Noah Smith notes that the status of theory within economics has declined dramatically. He gives the credit to psychologists.
Krugman has thoughts. He finds two problems. First modern theory has no implications. It turns out that the implications of old theory came from the simplifying assumptions made to achieve closed form solutions and that, with new mathematical tricks, it is possible to make a consistent model (with fully rational agents) which does anything one wants it to do. This should have been obvious to everyone to begin with (in the 80s it certainly seemed obvious to me).
He writes "After a while, the new approaches came to seem tooliberating; by the early 90s the joke was that a smart graduate student could devise a model to justify any policy."

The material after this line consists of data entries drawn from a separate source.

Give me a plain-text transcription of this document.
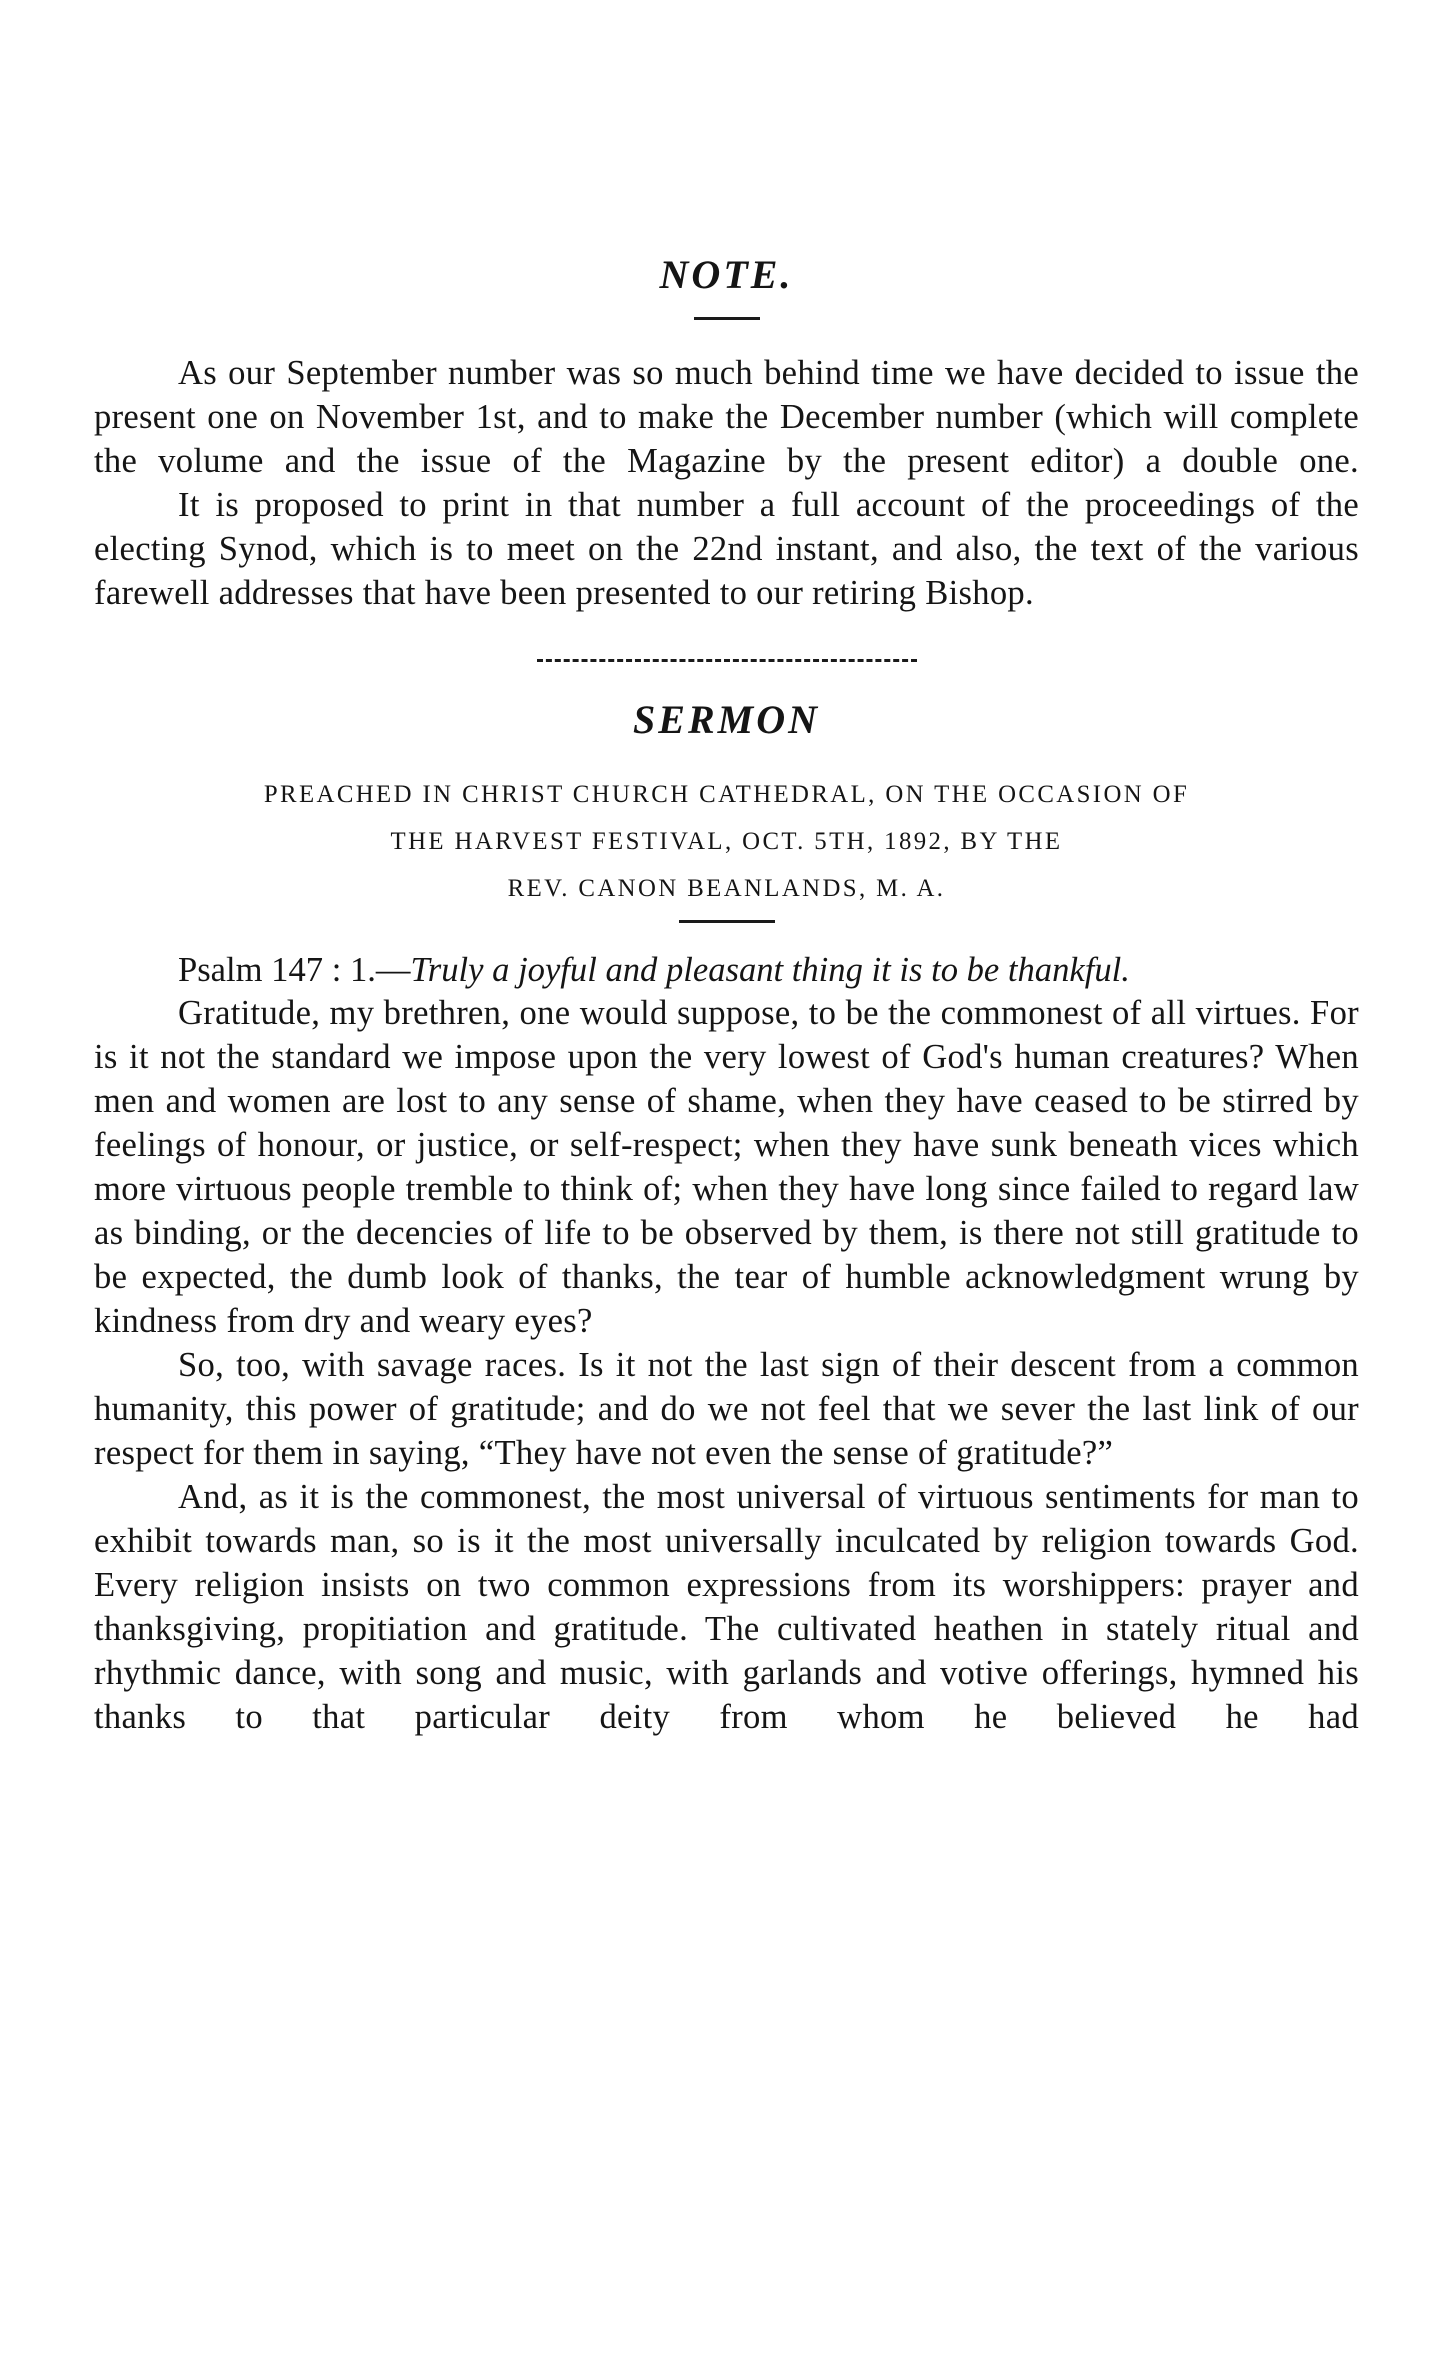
NOTE.

As our September number was so much behind time we have decided to issue the present one on November 1st, and to make the December number (which will complete the volume and the issue of the Magazine by the present editor) a double one.

It is proposed to print in that number a full account of the proceedings of the electing Synod, which is to meet on the 22nd instant, and also, the text of the various farewell addresses that have been presented to our retiring Bishop.

SERMON

PREACHED IN CHRIST CHURCH CATHEDRAL, ON THE OCCASION OF

THE HARVEST FESTIVAL, OCT. 5TH, 1892, BY THE

REV. CANON BEANLANDS, M. A.

Psalm 147 : 1.—Truly a joyful and pleasant thing it is to be thankful.

Gratitude, my brethren, one would suppose, to be the commonest of all virtues. For is it not the standard we impose upon the very lowest of God's human creatures? When men and women are lost to any sense of shame, when they have ceased to be stirred by feelings of honour, or justice, or self-respect; when they have sunk beneath vices which more virtuous people tremble to think of; when they have long since failed to regard law as binding, or the decencies of life to be observed by them, is there not still gratitude to be expected, the dumb look of thanks, the tear of humble acknowledgment wrung by kindness from dry and weary eyes?

So, too, with savage races. Is it not the last sign of their descent from a common humanity, this power of gratitude; and do we not feel that we sever the last link of our respect for them in saying, “They have not even the sense of gratitude?”

And, as it is the commonest, the most universal of virtuous sentiments for man to exhibit towards man, so is it the most universally inculcated by religion towards God. Every religion insists on two common expressions from its worshippers: prayer and thanksgiving, propitiation and gratitude. The cultivated heathen in stately ritual and rhythmic dance, with song and music, with garlands and votive offerings, hymned his thanks to that particular deity from whom he believed he had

The joke predates the early 90s. Some time before 1989 in a chinese restaurant at around 1050 Mass avenue Robert Barro said, and I quote, "isn't there an existence theorem somewhere that there is a second best argument for anything"
Second Krugman notes that modern macro theory, in particular, has great difficulty avoiding plainly false implications. I think these two cases are really similar and commented.

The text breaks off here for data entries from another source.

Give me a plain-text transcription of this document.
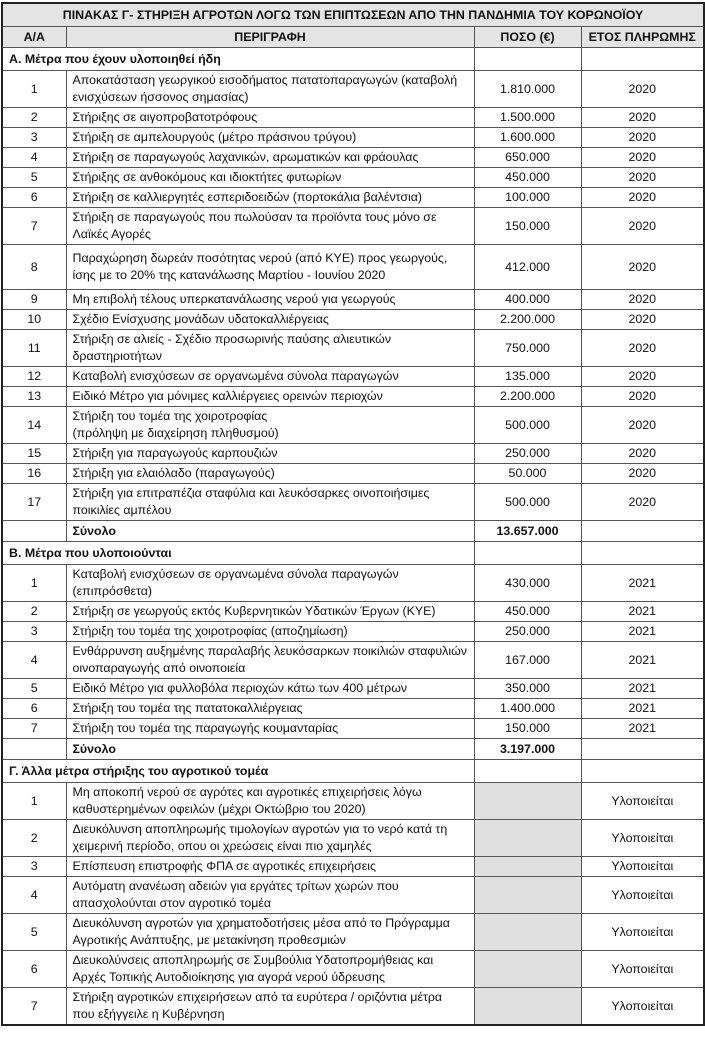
ΠΙΝΑΚΑΣ Γ- ΣΤΗΡΙΞΗ ΑΓΡΟΤΩΝ ΛΟΓΩ ΤΩΝ ΕΠΙΠΤΩΣΕΩΝ ΑΠΟ ΤΗΝ ΠΑΝΔΗΜΙΑ ΤΟΥ ΚΟΡΩΝΟΪΟΥ			
Α/Α	ΠΕΡΙΓΡΑΦΗ	ΠΟΣΟ (€)	ΕΤΟΣ ΠΛΗΡΩΜΗΣ
Α. Μέτρα που έχουν υλοποιηθεί ήδη			
1	Αποκατάσταση γεωργικού εισοδήματος πατατοπαραγωγών (καταβολή ενισχύσεων ήσσονος σημασίας)	1.810.000	2020
2	Στήριξης σε αιγοπροβατοτρόφους	1.500.000	2020
3	Στήριξη σε αμπελουργούς (μέτρο πράσινου τρύγου)	1.600.000	2020
4	Στήριξη σε παραγωγούς λαχανικών, αρωματικών και φράουλας	650.000	2020
5	Στήριξης σε ανθοκόμους και ιδιοκτήτες φυτωρίων	450.000	2020
6	Στήριξη σε καλλιεργητές εσπεριδοειδών (πορτοκάλια βαλέντσια)	100.000	2020
7	Στήριξη σε παραγωγούς που πωλούσαν τα προϊόντα τους μόνο σε Λαϊκές Αγορές	150.000	2020
8	Παραχώρηση δωρεάν ποσότητας νερού (από ΚΥΕ) προς γεωργούς, ίσης με το 20% της κατανάλωσης Μαρτίου - Ιουνίου 2020	412.000	2020
9	Μη επιβολή τέλους υπερκατανάλωσης νερού για γεωργούς	400.000	2020
10	Σχέδιο Ενίσχυσης μονάδων υδατοκαλλιέργειας	2.200.000	2020
11	Στήριξη σε αλιείς - Σχέδιο προσωρινής παύσης αλιευτικών δραστηριοτήτων	750.000	2020
12	Καταβολή ενισχύσεων σε οργανωμένα σύνολα παραγωγών	135.000	2020
13	Ειδικό Μέτρο για μόνιμες καλλιέργειες ορεινών περιοχών	2.200.000	2020
14	Στήριξη του τομέα της χοιροτροφίας
(πρόληψη με διαχείρηση πληθυσμού)	500.000	2020
15	Στήριξη για παραγωγούς καρπουζιών	250.000	2020
16	Στήριξη για ελαιόλαδο (παραγωγούς)	50.000	2020
17	Στήριξη για επιτραπέζια σταφύλια και λευκόσαρκες οινοποιήσιμες ποικιλίες αμπέλου	500.000	2020
	Σύνολο	13.657.000	
Β. Μέτρα που υλοποιούνται			
1	Καταβολή ενισχύσεων σε οργανωμένα σύνολα παραγωγών (επιπρόσθετα)	430.000	2021
2	Στήριξη σε γεωργούς εκτός Κυβερνητικών Υδατικών Έργων (ΚΥΕ)	450.000	2021
3	Στήριξη του τομέα της χοιροτροφίας (αποζημίωση)	250.000	2021
4	Ενθάρρυνση αυξημένης παραλαβής λευκόσαρκων ποικιλιών σταφυλιών οινοπαραγωγής από οινοποιεία	167.000	2021
5	Ειδικό Μέτρο για φυλλοβόλα περιοχών κάτω των 400 μέτρων	350.000	2021
6	Στήριξη του τομέα της πατατοκαλλιέργειας	1.400.000	2021
7	Στήριξη του τομέα της παραγωγής κουμανταρίας	150.000	2021
	Σύνολο	3.197.000	
Γ. Άλλα μέτρα στήριξης του αγροτικού τομέα			
1	Μη αποκοπή νερού σε αγρότες και αγροτικές επιχειρήσεις λόγω καθυστερημένων οφειλών (μέχρι Οκτώβριο του 2020)		Υλοποιείται
2	Διευκόλυνση αποπληρωμής τιμολογίων αγροτών για το νερό κατά τη χειμερινή περίοδο, οπου οι χρεώσεις είναι πιο χαμηλές		Υλοποιείται
3	Επίσπευση επιστροφής ΦΠΑ σε αγροτικές επιχειρήσεις		Υλοποιείται
4	Αυτόματη ανανέωση αδειών για εργάτες τρίτων χωρών που απασχολούνται στον αγροτικό τομέα		Υλοποιείται
5	Διευκόλυνση αγροτών για χρηματοδοτήσεις μέσα από το Πρόγραμμα Αγροτικής Ανάπτυξης, με μετακίνηση προθεσμιών		Υλοποιείται
6	Διευκολύνσεις αποπληρωμής σε Συμβούλια Υδατοπρομήθειας και Αρχές Τοπικής Αυτοδιοίκησης για αγορά νερού ύδρευσης		Υλοποιείται
7	Στήριξη αγροτικών επιχειρήσεων από τα ευρύτερα / οριζόντια μέτρα που εξήγγειλε η Κυβέρνηση		Υλοποιείται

In macro anything is possible too. One bit of macro theory which never became popular is sunspot macro, in which fluctuations occur for no good reason. In contemporary macro assumptions are made so that equilibrium is determinate. I think the cases of macro and trade are more similar than you imagine.
I would place Lucasian macro about like Samuelsonian trade theory. Models with solutions with implications which are grossly false. Macro was liberated by imperfect competition and spillovers too (I'm thinking mostly Jess Benhabib and Roger Farmer but really a lot of stuff which hardly anyone ever read). It's just that you are one of that very vast majority of people who never found liberated macro the slightest bit interesting.
Another thing, what about numerical methods ? Macro was totally taken over by computer simulations. This liberated it (so that anything could happen) but also ruined the fun. When computers were new and scary, simulation based macro was scary and high status. When everyone can do it, setting up a model and simulating just doesn't demonstrate brains as effectively as finding one of the two or three special cases with closed form solutions and then presenting them. Also simulating unrealistic models is really pointless. People end up staring at the comuter output and trying to think up stories which explain what went on in the computer. If one is reduced to that, one might as well look at real data. Models which can't be solved don't clarify thought. Since they also don't fit the data, they are really truely madly useless.